Jeremy Grantham is a famous bubble hunter, quick to point out speculative excess on Wall Street and beyond.
So it would seem like a surprise that the biggest mutual fund at his firm — GMO — is betting on many of the so-called Magnificent Seven tech stocks that have surged so much this year that they may look, well, a little bubbly.
But to Tom Hancock, manager of the $8 billion GMO Quality Mutual Fund, there’s no contradiction per se: Hancock’s just following the firm’s recipe for investing in companies with solid track records.
That’s driven the fund to an approximately 25% gain this year, outpacing the roughly 18% advance by the S&P 500 — even after it shied away from two of the benchmark’s biggest gainers, Nvidia Corp. and Tesla Inc.
The strategy is mirrored in the firm’s first ETF, the $17 million GMO U.S. Quality ETF that was launched last month.
“It’s funny — companies like Microsoft and Apple, you would think those would be super crowded companies but I actually don’t know that they are,” said Hancock, who has been the lead portfolio manager of the mutual fund since 2015 and with GMO since 1995. “We hold them.

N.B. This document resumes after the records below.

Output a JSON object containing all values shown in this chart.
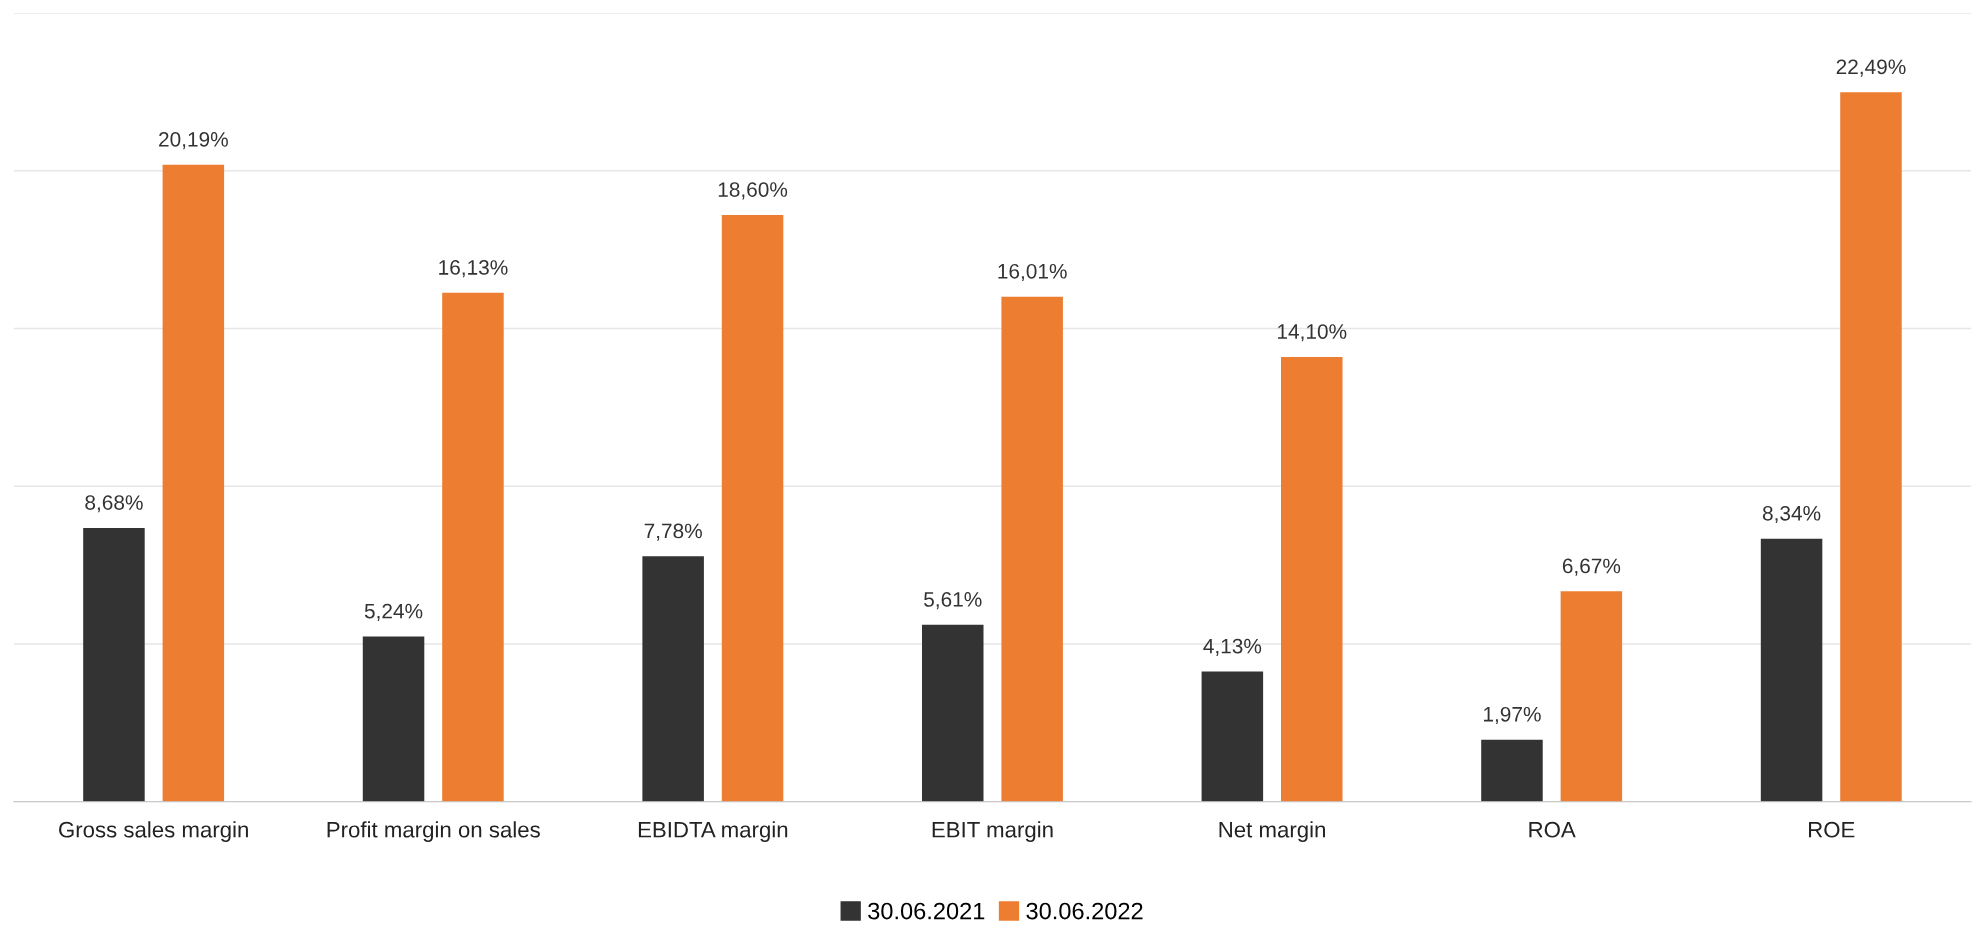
{
  "chart_data": {
    "type": "bar",
    "categories": [
      "Gross sales margin",
      "Profit margin on sales",
      "EBIDTA margin",
      "EBIT margin",
      "Net margin",
      "ROA",
      "ROE"
    ],
    "series": [
      {
        "name": "30.06.2021",
        "color": "#333333",
        "values": [
          8.68,
          5.24,
          7.78,
          5.61,
          4.13,
          1.97,
          8.34
        ],
        "value_labels": [
          "8,68%",
          "5,24%",
          "7,78%",
          "5,61%",
          "4,13%",
          "1,97%",
          "8,34%"
        ]
      },
      {
        "name": "30.06.2022",
        "color": "#ed7d31",
        "values": [
          20.19,
          16.13,
          18.6,
          16.01,
          14.1,
          6.67,
          22.49
        ],
        "value_labels": [
          "20,19%",
          "16,13%",
          "18,60%",
          "16,01%",
          "14,10%",
          "6,67%",
          "22,49%"
        ]
      }
    ],
    "ylim": [
      0,
      25
    ],
    "yticks": [
      {
        "value": 0,
        "label": null
      },
      {
        "value": 5,
        "label": null
      },
      {
        "value": 10,
        "label": null
      },
      {
        "value": 15,
        "label": null
      },
      {
        "value": 20,
        "label": null
      },
      {
        "value": 25,
        "label": null
      }
    ],
    "tick_labels": "x",
    "grid": "y",
    "legend": "bottom"
  }
}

Obviously, we think the valuations are reasonable.”
The perspective may allay some worries that big tech stocks have run too far, with the recent leg up fueled by speculation the Federal Reserve will pull the economy to a soft landing and shift to cutting interest rates early next year.

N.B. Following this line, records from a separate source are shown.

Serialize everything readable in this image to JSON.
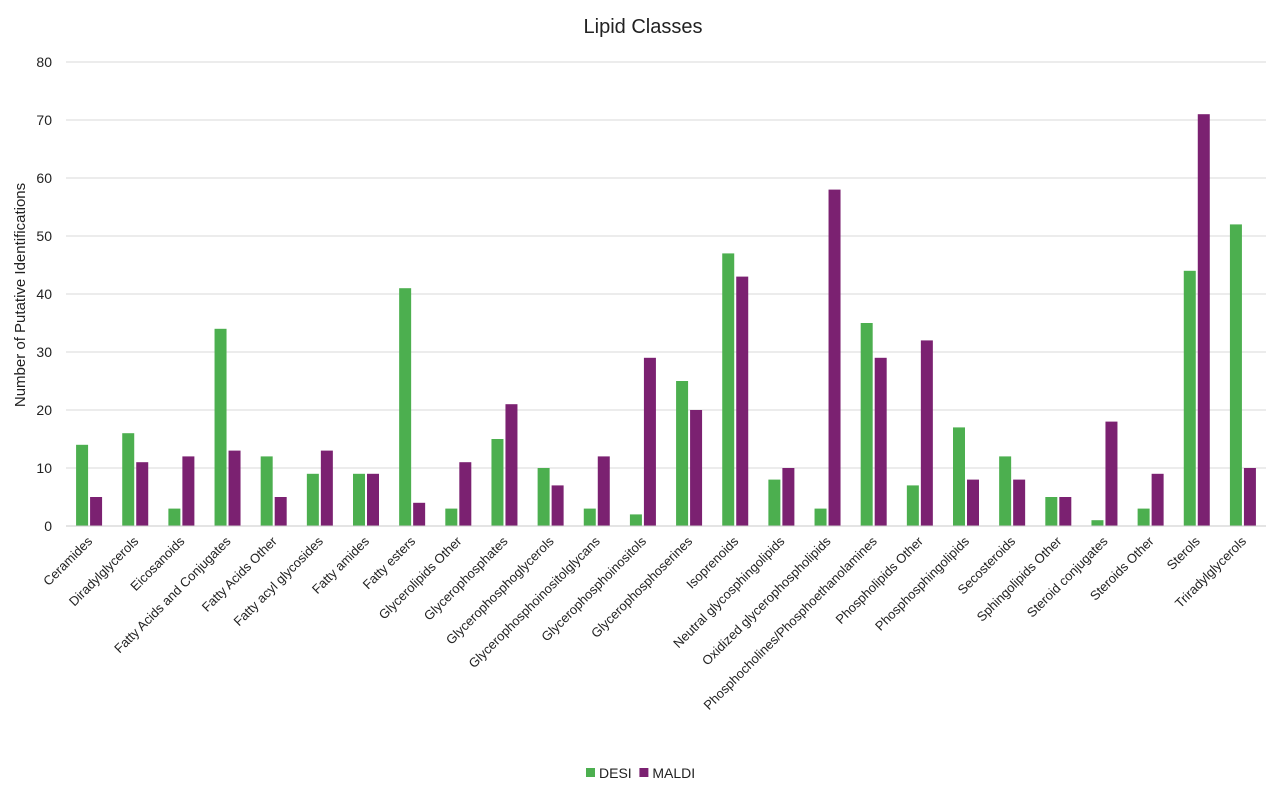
{
  "chart_data": {
    "type": "bar",
    "title": "Lipid Classes",
    "xlabel": "",
    "ylabel": "Number of Putative Identifications",
    "ylim": [
      0,
      80
    ],
    "yticks": [
      0,
      10,
      20,
      30,
      40,
      50,
      60,
      70,
      80
    ],
    "grid": true,
    "legend_position": "bottom",
    "categories": [
      "Ceramides",
      "Diradylglycerols",
      "Eicosanoids",
      "Fatty Acids and Conjugates",
      "Fatty Acids Other",
      "Fatty acyl glycosides",
      "Fatty amides",
      "Fatty esters",
      "Glycerolipids Other",
      "Glycerophosphates",
      "Glycerophosphoglycerols",
      "Glycerophosphoinositolglycans",
      "Glycerophosphoinositols",
      "Glycerophosphoserines",
      "Isoprenoids",
      "Neutral glycosphingolipids",
      "Oxidized glycerophospholipids",
      "Phosphocholines/Phosphoethanolamines",
      "Phospholipids Other",
      "Phosphosphingolipids",
      "Secosteroids",
      "Sphingolipids Other",
      "Steroid conjugates",
      "Steroids Other",
      "Sterols",
      "Triradylglycerols"
    ],
    "series": [
      {
        "name": "DESI",
        "color": "#4caf4f",
        "values": [
          14,
          16,
          3,
          34,
          12,
          9,
          9,
          41,
          3,
          15,
          10,
          3,
          2,
          25,
          47,
          8,
          3,
          35,
          7,
          17,
          12,
          5,
          1,
          3,
          44,
          52
        ]
      },
      {
        "name": "MALDI",
        "color": "#7b2171",
        "values": [
          5,
          11,
          12,
          13,
          5,
          13,
          9,
          4,
          11,
          21,
          7,
          12,
          29,
          20,
          43,
          10,
          58,
          29,
          32,
          8,
          8,
          5,
          18,
          9,
          71,
          10
        ]
      }
    ]
  }
}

The Nasdaq 100 Index, one proxy, is up 44% this year, mirroring the gain in 2020 when the Fed’s near-zero rates set off a trading frenzy.
Fund Focus
The GMO fund has a majority of its holdings — around 90% — in consumer staples, tech and health-care. It’s underweight on industrial and financial stocks, and, at least in the last four years, has avoided telecom, utilities and energy companies.